In a photo from the "DNA of Memory" exhibit, Narvaez Hernandez holds up photos of his parents, Enrique Narvaez Borrego and Concepcion Hernandez Garcia, who both died in Marchena, Seville, when Hernandez was 3 years old. Photo by Javier Diaz, courtes…

In a photo from the "DNA of Memory" exhibit, Narvaez Hernandez holds up photos of his parents, Enrique Narvaez Borrego and Concepcion Hernandez Garcia, who both died in Marchena, Seville, when Hernandez was 3 years old. Photo by Javier Diaz, courtesy Our Memory Association 

2 - How a personal quest to find family resemblances turned into something more.

This one's not new, but somehow I missed it when it made the viral rounds last year. See what fellow personal historian Rachael Rifkin discovers when she undertakes a unique experiment to recreate eight photos of her relatives. Her musings on the nature of descendancy are as enticing as her photo recreations.

According to a family tree, Rifkin's cousin Ibolia, left, died at Auschwitz in 1944. Rifkin estimates this picture is from sometime in the 1930s. Image courtesy Life Stories Today

According to a family tree, Rifkin's cousin Ibolia, left, died at Auschwitz in 1944. Rifkin estimates this picture is from sometime in the 1930s. Image courtesy Life Stories Today

3 - One decade, one family, one photographer: This is a photo book I am looking forward to.

Thanks, Family Search, for bringing this one to our attention. Photographer Thomas Holton's book The Lams of Ludlow Street \, which chronicles one family through 13 years' worth of photographs, will be published next month.

"As Mr. Holton got to know the family, the project became more personal. He would pick up the children from school. He visited the Lams’ relatives in Hong Kong and China. When he married, Cindy was his flower girl,"

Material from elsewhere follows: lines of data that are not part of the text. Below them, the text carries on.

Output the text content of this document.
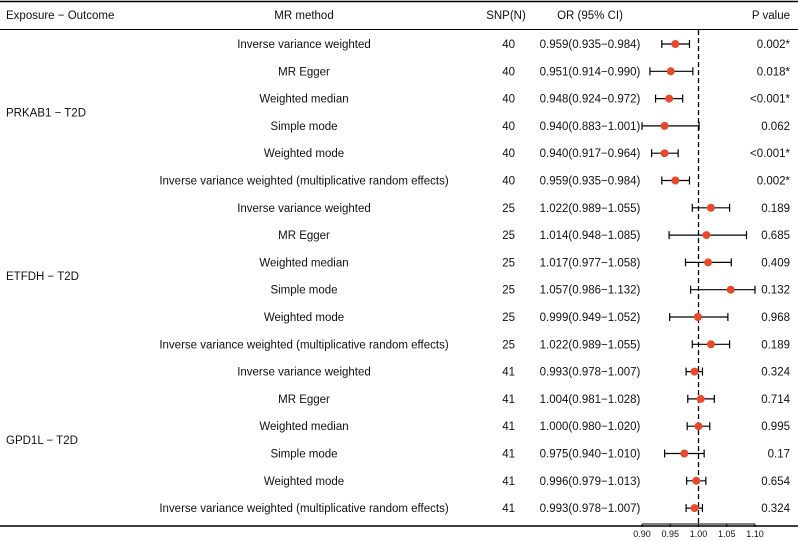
Exposure − Outcome	MR method	SNP(N)	OR (95% CI)	P value
PRKAB1 − T2D
Inverse variance weighted	40 0.959(0.935−0.984)	0.002*
MR Egger	40 0.951(0.914−0.990)	0.018*
Weighted median	40 0.948(0.924−0.972)	<0.001*
Simple mode	40 0.940(0.883−1.001)	0.062
Weighted mode	40 0.940(0.917−0.964)	<0.001*
Inverse variance weighted (multiplicative random effects)	40 0.959(0.935−0.984)	0.002*
ETFDH − T2D
Inverse variance weighted	25 1.022(0.989−1.055)	0.189
MR Egger	25 1.014(0.948−1.085)	0.685
Weighted median	25 1.017(0.977−1.058)	0.409
Simple mode	25 1.057(0.986−1.132)	0.132
Weighted mode	25 0.999(0.949−1.052)	0.968
Inverse variance weighted (multiplicative random effects)	25 1.022(0.989−1.055)	0.189
GPD1L − T2D
Inverse variance weighted	41 0.993(0.978−1.007)	0.324
MR Egger	41 1.004(0.981−1.028)	0.714
Weighted median	41 1.000(0.980−1.020)	0.995
Simple mode	41 0.975(0.940−1.010)	0.17
Weighted mode	41 0.996(0.979−1.013)	0.654
Inverse variance weighted (multiplicative random effects)	41 0.993(0.978−1.007)	0.324
0.90 0.95 1.00 1.05 1.10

writes Annie Correal in the New York Times article. Make sure to click through the accompanying slideshow!

4 - What happens when a suitcase of photos sends her on the storytelling adventure of a lifetime.

In the vein of "Finding Vivian Maier," a North Carolina woman hit the found photos jackpot when she discovered a suitcase full of one man's life effects, including photos, letters, and other ephemera—and then began a journey of discovery as she sought to uncover the stories his things revealed. Her site is wonder to behold.

Read an introduction to her photographic treasure hunt on the ever-interesting Save Family Photos:

"Handling these seemingly random artifacts serves as a constant reminder that the sometimes cryptic, occasionally awkward, and often amusing snippets of the past were once as alive and vital to their creators as my own emails, journals and vacation photos are to me."